Pharmacokinetic analysis after implantation of everolimus-eluting self-expanding stents in the peripheral vasculature.

Background: A novel self-expanding drug-eluting stent was designed to release everolimus 225 μg/cm(2) to prevent restenosis following peripheral arterial intervention. The purpose of this study was to measure the pharmacokinetic profile of everolimus following stent implantation.

Methods: One hundred four patients with symptomatic peripheral arterial disease underwent implantation of everolimus-eluting stents in the femoropopliteal arteries. In a prespecified subset of 26 patients, blood samples for assay of everolimus content were collected prior to stent implantation, at 1, 4, and 8 hours postprocedure, prior to discharge, and at 1 month postprocedure.

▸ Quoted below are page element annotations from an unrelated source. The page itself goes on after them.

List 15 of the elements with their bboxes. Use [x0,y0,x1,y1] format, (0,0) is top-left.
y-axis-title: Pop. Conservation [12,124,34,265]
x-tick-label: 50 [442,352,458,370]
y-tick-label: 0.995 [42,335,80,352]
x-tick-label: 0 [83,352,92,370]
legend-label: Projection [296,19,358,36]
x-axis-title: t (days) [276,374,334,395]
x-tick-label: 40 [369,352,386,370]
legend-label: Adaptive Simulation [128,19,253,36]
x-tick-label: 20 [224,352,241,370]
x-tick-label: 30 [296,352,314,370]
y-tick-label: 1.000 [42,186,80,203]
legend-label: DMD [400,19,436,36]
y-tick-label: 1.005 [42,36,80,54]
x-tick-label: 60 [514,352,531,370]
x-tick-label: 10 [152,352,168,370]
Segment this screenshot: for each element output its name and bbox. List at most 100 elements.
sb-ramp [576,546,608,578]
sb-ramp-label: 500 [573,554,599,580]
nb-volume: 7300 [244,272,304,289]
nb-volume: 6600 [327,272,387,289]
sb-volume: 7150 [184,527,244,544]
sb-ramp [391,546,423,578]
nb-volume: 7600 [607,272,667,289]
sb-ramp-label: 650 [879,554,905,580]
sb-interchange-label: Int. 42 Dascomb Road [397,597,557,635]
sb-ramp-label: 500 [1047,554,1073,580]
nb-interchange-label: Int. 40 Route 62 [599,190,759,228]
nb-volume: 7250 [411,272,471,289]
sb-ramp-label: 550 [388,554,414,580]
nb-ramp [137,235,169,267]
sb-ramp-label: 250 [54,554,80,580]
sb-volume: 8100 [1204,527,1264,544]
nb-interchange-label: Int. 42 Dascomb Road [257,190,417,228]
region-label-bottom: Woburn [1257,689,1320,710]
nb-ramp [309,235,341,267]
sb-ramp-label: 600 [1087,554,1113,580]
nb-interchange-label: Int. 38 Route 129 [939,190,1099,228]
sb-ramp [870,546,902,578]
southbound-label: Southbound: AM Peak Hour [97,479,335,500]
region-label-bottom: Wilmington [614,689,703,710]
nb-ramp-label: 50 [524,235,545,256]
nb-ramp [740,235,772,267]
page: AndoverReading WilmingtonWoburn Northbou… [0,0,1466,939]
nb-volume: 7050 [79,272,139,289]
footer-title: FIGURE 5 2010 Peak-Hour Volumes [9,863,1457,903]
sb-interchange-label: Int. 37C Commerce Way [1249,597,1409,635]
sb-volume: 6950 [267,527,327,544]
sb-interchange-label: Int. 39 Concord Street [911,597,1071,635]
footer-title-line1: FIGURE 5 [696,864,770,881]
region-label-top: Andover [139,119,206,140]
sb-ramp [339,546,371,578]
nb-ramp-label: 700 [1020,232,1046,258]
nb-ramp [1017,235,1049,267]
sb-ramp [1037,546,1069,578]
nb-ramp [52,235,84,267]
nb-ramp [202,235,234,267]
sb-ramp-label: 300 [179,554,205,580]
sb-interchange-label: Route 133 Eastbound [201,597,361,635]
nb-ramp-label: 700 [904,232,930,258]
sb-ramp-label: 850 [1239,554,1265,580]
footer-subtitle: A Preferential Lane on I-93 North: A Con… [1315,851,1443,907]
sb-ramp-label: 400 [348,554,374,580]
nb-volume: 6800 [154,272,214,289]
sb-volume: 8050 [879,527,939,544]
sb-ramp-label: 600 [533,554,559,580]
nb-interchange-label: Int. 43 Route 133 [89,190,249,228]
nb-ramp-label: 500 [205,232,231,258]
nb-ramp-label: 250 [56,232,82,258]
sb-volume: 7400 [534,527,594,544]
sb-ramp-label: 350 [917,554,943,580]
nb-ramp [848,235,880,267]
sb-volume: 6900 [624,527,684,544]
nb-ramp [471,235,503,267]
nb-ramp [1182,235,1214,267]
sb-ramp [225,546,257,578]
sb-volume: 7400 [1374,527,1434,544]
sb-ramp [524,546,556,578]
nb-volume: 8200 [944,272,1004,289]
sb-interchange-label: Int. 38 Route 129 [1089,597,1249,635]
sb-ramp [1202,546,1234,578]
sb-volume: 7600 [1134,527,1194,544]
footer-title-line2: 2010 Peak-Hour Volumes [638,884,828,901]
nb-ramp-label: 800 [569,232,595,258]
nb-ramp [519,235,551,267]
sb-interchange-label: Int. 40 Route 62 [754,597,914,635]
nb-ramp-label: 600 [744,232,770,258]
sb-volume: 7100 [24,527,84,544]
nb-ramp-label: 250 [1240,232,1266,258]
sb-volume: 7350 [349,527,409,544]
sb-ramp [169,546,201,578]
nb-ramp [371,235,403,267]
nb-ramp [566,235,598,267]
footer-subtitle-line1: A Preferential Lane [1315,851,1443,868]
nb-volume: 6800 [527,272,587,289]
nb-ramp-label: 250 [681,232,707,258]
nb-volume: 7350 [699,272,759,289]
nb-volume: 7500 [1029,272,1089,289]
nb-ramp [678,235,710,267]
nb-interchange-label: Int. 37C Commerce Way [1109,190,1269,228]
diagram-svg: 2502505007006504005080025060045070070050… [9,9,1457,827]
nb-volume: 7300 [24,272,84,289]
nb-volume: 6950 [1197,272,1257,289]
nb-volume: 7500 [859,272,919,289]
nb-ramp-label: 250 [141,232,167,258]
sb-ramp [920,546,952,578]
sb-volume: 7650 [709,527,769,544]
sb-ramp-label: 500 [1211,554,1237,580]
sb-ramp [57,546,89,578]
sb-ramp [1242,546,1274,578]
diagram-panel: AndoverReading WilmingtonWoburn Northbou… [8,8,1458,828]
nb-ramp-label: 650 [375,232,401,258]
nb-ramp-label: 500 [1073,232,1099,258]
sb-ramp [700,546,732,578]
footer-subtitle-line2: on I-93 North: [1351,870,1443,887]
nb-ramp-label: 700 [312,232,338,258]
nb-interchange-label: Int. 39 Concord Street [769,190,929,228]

Results: A total of 39 stents, ranging from 28 mm to 100 mm in length, were implanted in 26 patients, resulting in a total delivered everolimus dose range of 3.0 to 7.6 mg. Following the procedure, the maximum observed everolimus blood concentrations (C(max)) varied from 1.83 ± 0.05 ng/mL after implantation of a single 80-mm stent to 4.66 ± 1.78 ng/mL after implantation of two 100-mm stents. The mean time to peak concentration (T(max)) varied from 6.8 hours to 35 hours. The pharmacokinetics of everolimus were dose-proportional in that dose-normalized C(max) and area under the curve values were constant over the studied dose range.

Conclusions: After implantation of everolimus-eluting self-expanding stents in the femoropopliteal arteries, systemic blood concentrations of everolimus are predictable and considerably lower than blood concentrations observed following safe oral administration of everolimus.